The House That Stood Still is a science fiction novel by American author A. E. van Vogt, first published in 1950. It was also published under the titles The Mating Cry (1960, revised edition) and The Undercover Aliens (1976).

==Plot outline==
Through various intrigues and investigations, a California estate lawyer learns that the pre-Toltec stone building upon which his retainer's ancestor, a conquistador, built a mansion four centuries earlier, confers immortality to those who know its secret. A cult of immortals operates secretly from the house and even has spaceships capable of travel to Mars where it has a base.

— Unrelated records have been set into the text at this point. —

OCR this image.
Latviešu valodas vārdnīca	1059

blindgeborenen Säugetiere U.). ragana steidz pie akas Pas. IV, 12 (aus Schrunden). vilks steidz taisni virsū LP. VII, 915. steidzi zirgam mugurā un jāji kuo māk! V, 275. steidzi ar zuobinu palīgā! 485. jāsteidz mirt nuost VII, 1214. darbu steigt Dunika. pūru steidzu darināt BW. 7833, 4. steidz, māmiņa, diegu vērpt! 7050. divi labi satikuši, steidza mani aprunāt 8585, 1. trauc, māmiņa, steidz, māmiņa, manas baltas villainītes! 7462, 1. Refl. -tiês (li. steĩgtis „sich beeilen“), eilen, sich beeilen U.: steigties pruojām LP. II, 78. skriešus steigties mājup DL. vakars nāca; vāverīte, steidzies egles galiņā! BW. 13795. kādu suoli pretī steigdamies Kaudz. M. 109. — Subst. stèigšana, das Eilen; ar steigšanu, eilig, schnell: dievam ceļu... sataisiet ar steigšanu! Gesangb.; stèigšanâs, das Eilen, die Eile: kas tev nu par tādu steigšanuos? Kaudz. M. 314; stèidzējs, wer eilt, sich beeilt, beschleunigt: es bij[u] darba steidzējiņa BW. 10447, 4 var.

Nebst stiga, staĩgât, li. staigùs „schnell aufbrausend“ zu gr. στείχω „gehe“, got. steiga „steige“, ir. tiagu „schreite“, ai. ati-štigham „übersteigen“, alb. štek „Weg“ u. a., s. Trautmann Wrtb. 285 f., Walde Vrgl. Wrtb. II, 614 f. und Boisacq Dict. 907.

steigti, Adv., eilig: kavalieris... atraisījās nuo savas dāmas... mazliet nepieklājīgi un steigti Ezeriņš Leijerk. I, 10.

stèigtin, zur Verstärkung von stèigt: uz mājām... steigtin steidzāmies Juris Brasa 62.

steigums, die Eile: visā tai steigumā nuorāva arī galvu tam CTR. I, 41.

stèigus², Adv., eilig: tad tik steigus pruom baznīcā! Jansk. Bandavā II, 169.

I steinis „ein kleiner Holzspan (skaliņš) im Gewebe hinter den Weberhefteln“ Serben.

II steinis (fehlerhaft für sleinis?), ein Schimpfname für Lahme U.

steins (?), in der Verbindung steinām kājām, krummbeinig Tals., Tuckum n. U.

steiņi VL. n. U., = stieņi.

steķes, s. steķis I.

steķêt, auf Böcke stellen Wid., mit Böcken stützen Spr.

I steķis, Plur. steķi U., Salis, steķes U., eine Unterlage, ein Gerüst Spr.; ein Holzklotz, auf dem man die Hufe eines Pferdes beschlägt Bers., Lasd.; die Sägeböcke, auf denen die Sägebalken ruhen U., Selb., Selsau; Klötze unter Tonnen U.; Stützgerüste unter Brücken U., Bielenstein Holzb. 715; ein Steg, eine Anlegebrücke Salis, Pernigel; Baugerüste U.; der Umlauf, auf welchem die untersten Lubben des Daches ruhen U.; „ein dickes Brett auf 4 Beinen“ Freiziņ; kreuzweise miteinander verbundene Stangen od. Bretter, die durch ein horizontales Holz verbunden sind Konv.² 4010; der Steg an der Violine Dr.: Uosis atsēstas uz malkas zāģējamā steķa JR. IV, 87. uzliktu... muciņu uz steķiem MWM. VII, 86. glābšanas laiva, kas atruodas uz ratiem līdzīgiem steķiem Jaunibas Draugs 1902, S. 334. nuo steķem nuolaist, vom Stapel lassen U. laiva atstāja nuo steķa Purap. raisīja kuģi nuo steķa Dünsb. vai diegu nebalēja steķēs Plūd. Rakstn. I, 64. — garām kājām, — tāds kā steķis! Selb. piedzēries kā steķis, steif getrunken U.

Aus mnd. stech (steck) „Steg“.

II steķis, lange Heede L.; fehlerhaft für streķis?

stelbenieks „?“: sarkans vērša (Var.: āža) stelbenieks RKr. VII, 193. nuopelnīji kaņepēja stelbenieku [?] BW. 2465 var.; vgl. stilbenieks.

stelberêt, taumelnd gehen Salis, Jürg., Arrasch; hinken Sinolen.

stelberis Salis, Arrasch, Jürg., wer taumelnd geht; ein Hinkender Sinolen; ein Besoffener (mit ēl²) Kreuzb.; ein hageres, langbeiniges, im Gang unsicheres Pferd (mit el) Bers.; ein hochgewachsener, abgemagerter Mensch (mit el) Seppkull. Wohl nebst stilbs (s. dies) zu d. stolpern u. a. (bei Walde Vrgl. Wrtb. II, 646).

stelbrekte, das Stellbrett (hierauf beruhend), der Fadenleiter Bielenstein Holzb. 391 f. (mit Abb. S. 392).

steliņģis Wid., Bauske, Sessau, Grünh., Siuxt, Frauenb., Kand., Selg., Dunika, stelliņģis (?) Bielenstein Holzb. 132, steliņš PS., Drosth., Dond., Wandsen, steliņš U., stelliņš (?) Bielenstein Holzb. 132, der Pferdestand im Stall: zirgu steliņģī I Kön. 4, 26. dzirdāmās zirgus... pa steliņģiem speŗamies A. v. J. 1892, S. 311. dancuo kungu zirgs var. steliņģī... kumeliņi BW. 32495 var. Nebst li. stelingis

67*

The lawyer falls for a cult member who tells him an atomic war is imminent and that most of the cultists want to remove the building's stones to Mars to keep their power safe from radioactive fallout. He makes it his mission to prevent the war, secure the secret of the ancient house for the benefit of all humankind, and end up with this woman.

==Reception==
Damon Knight reviewed the novel favorably, saying "Uncharacteristically [for van Vogt], all the threads in this story have been satisfactorily tied up, and the suspense is kept at a high level." Groff Conklin described the original text as "readable" but criticized it for being short on "ideas, imagination [and] scope", describing it as an Erle Stanley Gardner detective story "forced into a science fiction mold". Forrest J Ackerman reported that the novel "departs considerably" from van Vogt's previous work. The New York Times reviewer Fletcher Pratt found House to be "one of the more original science fiction stories, if not one of the sounder," noting that "it is also frequently impossible to understand precisely what is going on."